Our memorial design takes its inspiration from one of the earliest responses to the tragedy of 9/11. An outpouring of images on street corners, train stations, post offices and storefronts held meaning for everybody, not just the families who searched for lost loved ones. Everyone was affected by the posted photographic images and their collective power manifested our communal loss.

The Remembrance Wall
The Remembrance Wall is located in the shaft that runs North-South and faces east towards September 11th Place. The names of the 3016 men, women and children who perished on that day, are inscribed. The names are arranged by groups-each group has a title and a list of affiliated victims. When you visit the memorial-you may see six people gather around a particular part of the wall. We see the victims as a part of a group-a collective-not anonymous individuals This recalls the communities within the original office buildings, where individual floors became neighborhoods of colleagues and friends.
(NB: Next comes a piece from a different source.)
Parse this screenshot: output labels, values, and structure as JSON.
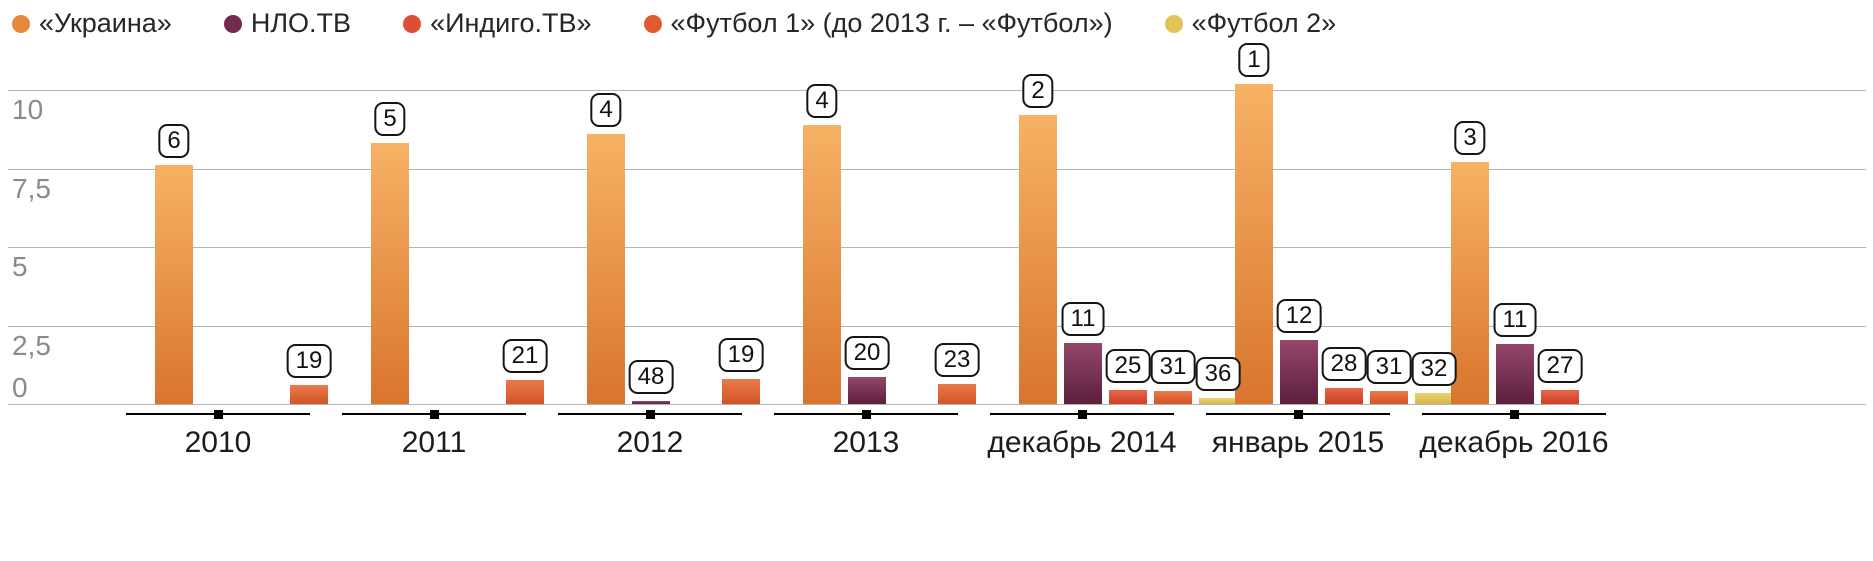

Here at the Remembrance Wall we also can pay our respects to those unidentified victims of the tragedy. The wall, which is 500 feet long, also contains four long horizontal panels arrayed along its length. Our memorial divides the site into four quadrants. One quadrant, if extended far enough, would include the Pentagon and another would include the Pennsylvania site. The horizontal panels-approximately 18 inches by ten feet long- and made of contrasting color marble, mark an embedded tomb of dirt and debris from each area of the site. One section of each tomb is reserved for the remains of the unidentified victims. At the joint between the marble panels, a glass spacer reveals the debris held within. Viewing these sections of the Remembrance Wall reminds us what the site that we knew as the World Trade Center was reduced to in the period before this renewal.

The 3x5 Capture Card may be taken home or the visitor may write a prayer or message on it and place it in a slot in the wall volume. Inserted into the Remembrance Wall, engraved with the names of the dead, each prayer, each message is for all who died. Similar to making tracings at the Vietnam Memorial, the card serves as temporary visit with loved ones; remembering them in the space they last inhabited.
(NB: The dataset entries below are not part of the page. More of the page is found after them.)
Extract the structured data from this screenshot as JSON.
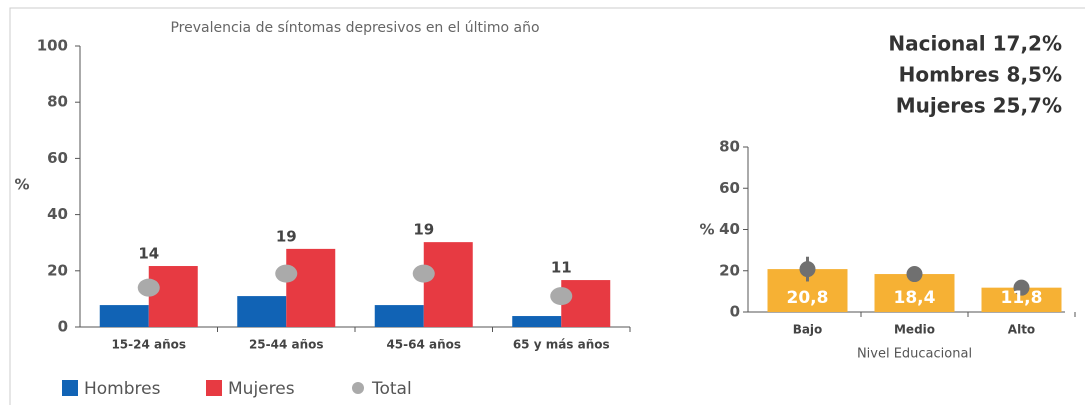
{
  "chart_data": [
    {
      "type": "bar",
      "title": "Prevalencia de síntomas depresivos en el último año",
      "ylabel": "%",
      "categories": [
        "15-24 años",
        "25-44 años",
        "45-64 años",
        "65 y más años"
      ],
      "series": [
        {
          "name": "Hombres",
          "color": "#1163b5",
          "kind": "bar",
          "values": [
            7.8,
            11,
            7.8,
            3.9
          ]
        },
        {
          "name": "Mujeres",
          "color": "#e73a42",
          "kind": "bar",
          "values": [
            21.7,
            27.8,
            30.2,
            16.7
          ]
        },
        {
          "name": "Total",
          "color": "#aaaaaa",
          "kind": "dot",
          "values": [
            14,
            19,
            19,
            11
          ]
        }
      ],
      "ylim": [
        0,
        100
      ],
      "yticks": [
        0,
        20,
        40,
        60,
        80,
        100
      ],
      "legend": "bottom"
    },
    {
      "type": "bar",
      "xlabel": "Nivel Educacional",
      "ylabel": "%",
      "categories": [
        "Bajo",
        "Medio",
        "Alto"
      ],
      "values": [
        20.8,
        18.4,
        11.8
      ],
      "value_labels": [
        "20,8",
        "18,4",
        "11,8"
      ],
      "errors": [
        6,
        3.5,
        3.5
      ],
      "color": "#f6b134",
      "marker_color": "#707070",
      "ylim": [
        0,
        80
      ],
      "yticks": [
        0,
        20,
        40,
        60,
        80
      ],
      "annotations": [
        "Nacional 17,2%",
        "Hombres 8,5%",
        "Mujeres 25,7%"
      ]
    }
  ]
}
How many times have we stopped to watch a speck of dust dance in a sunbeam? Light is the key element in this memorial. The attack took place in broad daylight in the crystalline early morning light of a beautiful late summer day in the city. The sky was clear blue. Imagine 3016 beams of light each projecting the face of someone lost to us. The dense light of these projected beams simulate that cloud photographed atop the World Trade Center Towers as well as the swirl of dust that the wind carried across the razed surface as each name was read in 2002. A space filled with a fog-like shimmering light. The projected light fills the space and daylight leaks into the space though gaps in the pavilion's skin.
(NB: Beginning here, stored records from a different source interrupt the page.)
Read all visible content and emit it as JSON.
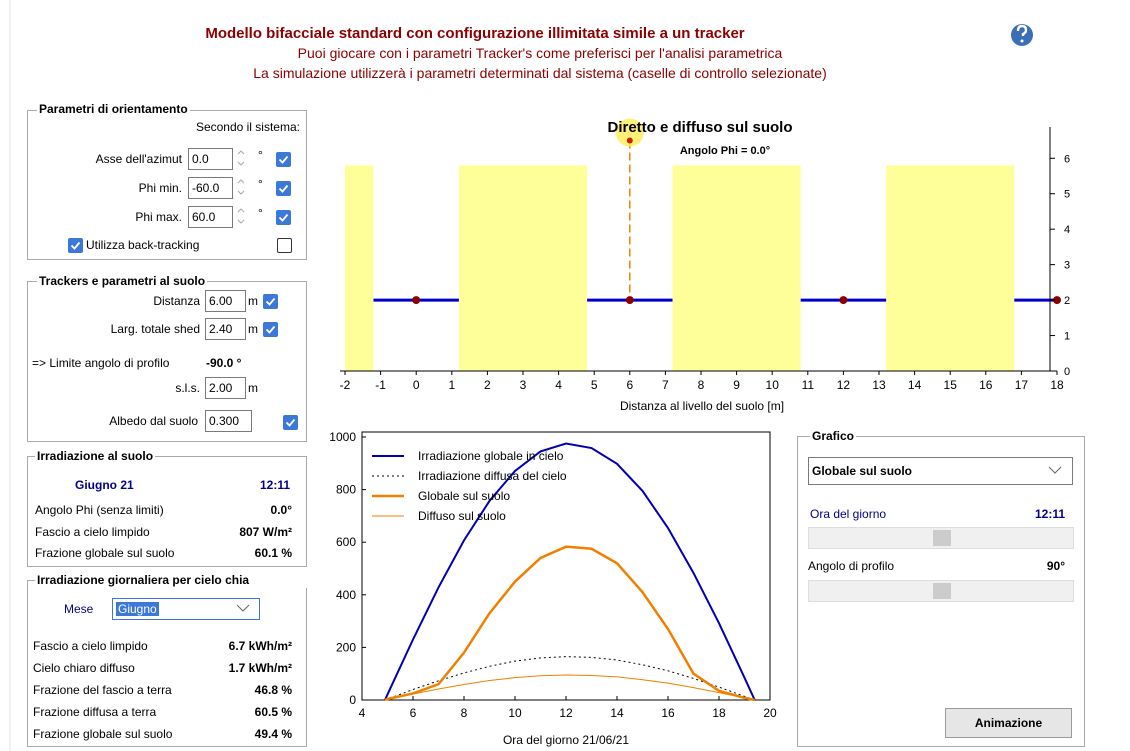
{
  "header": {
    "title": "Modello bifacciale standard con configurazione illimitata simile a un tracker",
    "lines": [
      "Puoi giocare con i parametri Tracker's come preferisci per l'analisi parametrica",
      "La simulazione utilizzerà i parametri determinati dal sistema (caselle di controllo selezionate)"
    ]
  },
  "orientation": {
    "title": "Parametri di orientamento",
    "subtitle": "Secondo il sistema:",
    "fields": [
      {
        "label": "Asse dell'azimut",
        "value": "0.0",
        "unit": "°",
        "checked": true
      },
      {
        "label": "Phi min.",
        "value": "-60.0",
        "unit": "°",
        "checked": true
      },
      {
        "label": "Phi max.",
        "value": "60.0",
        "unit": "°",
        "checked": true
      }
    ],
    "backtracking": {
      "label": "Utilizza back-tracking",
      "checked": true,
      "system_checked": false
    }
  },
  "trackers": {
    "title": "Trackers e parametri al suolo",
    "fields": [
      {
        "label": "Distanza",
        "value": "6.00",
        "unit": "m",
        "checked": true
      },
      {
        "label": "Larg. totale shed",
        "value": "2.40",
        "unit": "m",
        "checked": true
      }
    ],
    "limit": {
      "label": "=> Limite angolo di profilo",
      "value": "-90.0 °"
    },
    "sls": {
      "label": "s.l.s.",
      "value": "2.00",
      "unit": "m"
    },
    "albedo": {
      "label": "Albedo dal suolo",
      "value": "0.300",
      "checked": true
    }
  },
  "irradiation": {
    "title": "Irradiazione al suolo",
    "date": "Giugno 21",
    "time": "12:11",
    "rows": [
      [
        "Angolo Phi (senza limiti)",
        "0.0°"
      ],
      [
        "Fascio a cielo limpido",
        "807 W/m²"
      ],
      [
        "Frazione globale sul suolo",
        "60.1 %"
      ]
    ]
  },
  "daily": {
    "title": "Irradiazione giornaliera per cielo chia",
    "month_label": "Mese",
    "month": "Giugno",
    "rows": [
      [
        "Fascio a cielo limpido",
        "6.7 kWh/m²"
      ],
      [
        "Cielo chiaro diffuso",
        "1.7 kWh/m²"
      ],
      [
        "Frazione del fascio a terra",
        "46.8 %"
      ],
      [
        "Frazione diffusa a terra",
        "60.5 %"
      ],
      [
        "Frazione globale sul suolo",
        "49.4 %"
      ]
    ]
  },
  "graph": {
    "title": "Grafico",
    "select": "Globale sul suolo",
    "time_label": "Ora del giorno",
    "time": "12:11",
    "angle_label": "Angolo di profilo",
    "angle": "90°",
    "button": "Animazione"
  },
  "ground_chart": {
    "type": "ground",
    "title": "Diretto e diffuso sul suolo",
    "subtitle": "Angolo Phi = 0.0°",
    "x_label": "Distanza al livello del suolo [m]",
    "xlim": [
      -2,
      18
    ],
    "ylim": [
      0,
      6.6
    ],
    "xticks": [
      -2,
      -1,
      0,
      1,
      2,
      3,
      4,
      5,
      6,
      7,
      8,
      9,
      10,
      11,
      12,
      13,
      14,
      15,
      16,
      17,
      18
    ],
    "yticks": [
      0,
      1,
      2,
      3,
      4,
      5,
      6
    ],
    "lit_zones": [
      {
        "from": -2,
        "to": -1.2
      },
      {
        "from": 1.2,
        "to": 4.8
      },
      {
        "from": 7.2,
        "to": 10.8
      },
      {
        "from": 13.2,
        "to": 16.8
      }
    ],
    "zone_top": 5.8,
    "zone_color": "#ffff99",
    "tracker_centers": [
      0,
      6,
      12,
      18
    ],
    "tracker_width": 2.4,
    "tracker_height": 2,
    "tracker_color": "#0000cc",
    "sun": {
      "x": 6,
      "y": 6.5
    }
  },
  "daily_chart": {
    "type": "line",
    "x_label": "Ora del giorno 21/06/21",
    "xlim": [
      4,
      20
    ],
    "ylim": [
      0,
      1000
    ],
    "xticks": [
      4,
      6,
      8,
      10,
      12,
      14,
      16,
      18,
      20
    ],
    "yticks": [
      0,
      200,
      400,
      600,
      800,
      1000
    ],
    "x": [
      4.9,
      5,
      6,
      7,
      8,
      9,
      10,
      11,
      12,
      13,
      14,
      15,
      16,
      17,
      18,
      19,
      19.4
    ],
    "series": [
      {
        "name": "Irradiazione globale in cielo",
        "color": "#0000b0",
        "width": 2,
        "dash": "",
        "values": [
          0,
          21,
          230,
          428,
          607,
          757,
          871,
          945,
          975,
          958,
          898,
          795,
          654,
          483,
          292,
          85,
          0
        ]
      },
      {
        "name": "Irradiazione diffusa del cielo",
        "color": "#000000",
        "width": 1,
        "dash": "2 3",
        "values": [
          0,
          3,
          40,
          73,
          103,
          128,
          148,
          160,
          165,
          162,
          152,
          134,
          111,
          82,
          49,
          14,
          0
        ]
      },
      {
        "name": "Globale sul suolo",
        "color": "#f08000",
        "width": 2.5,
        "dash": "",
        "values": [
          0,
          4,
          25,
          60,
          180,
          330,
          450,
          540,
          583,
          575,
          520,
          410,
          270,
          100,
          35,
          8,
          0
        ]
      },
      {
        "name": "Diffuso sul suolo",
        "color": "#f08000",
        "width": 1,
        "dash": "",
        "values": [
          0,
          1,
          23,
          42,
          59,
          74,
          85,
          92,
          95,
          93,
          88,
          77,
          64,
          47,
          28,
          8,
          0
        ]
      }
    ]
  }
}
Private Space for Families

The private space for families is a parallelogram shaped room open to the sky. It has translucent glass walls and at one end is an inverted cube of glass providing cover. The room occupies the top of the shaft that projects from the intersection of the memorial below. A marble bench runs along one side. The walls of the room are sloped in such a way that people in the room can only see the walls and the sky above. No other buildings are visible.

Structure and Egress
The floor surface of the two bridges drapes slightly from street level to accentuate the feeling that the memorial occupies its own space. It is lower than the street, but suspended taut above the level of the excavation. One leaves the city to enter the memorial.
Ramps and elevators descend from the walls to reach the bottom of the excavations. In this way the circulation of the site is intertwined in the geometry of the memorial-there is no redundancy; everything is integrated.

At the level of the bottom of the excavation, a long, semi-continuous two-foot wide marble bench marks the perimeters of the two destroyed buildings. People will sit along the edge and gaze across the 212-foot lawn inscribed by the bench. The bench is lit fiber-optically, so it glows at night.

At 1060 feet in length, the two shafts together -two tubes of light coursing through the city's heart-approximate the height of each tower.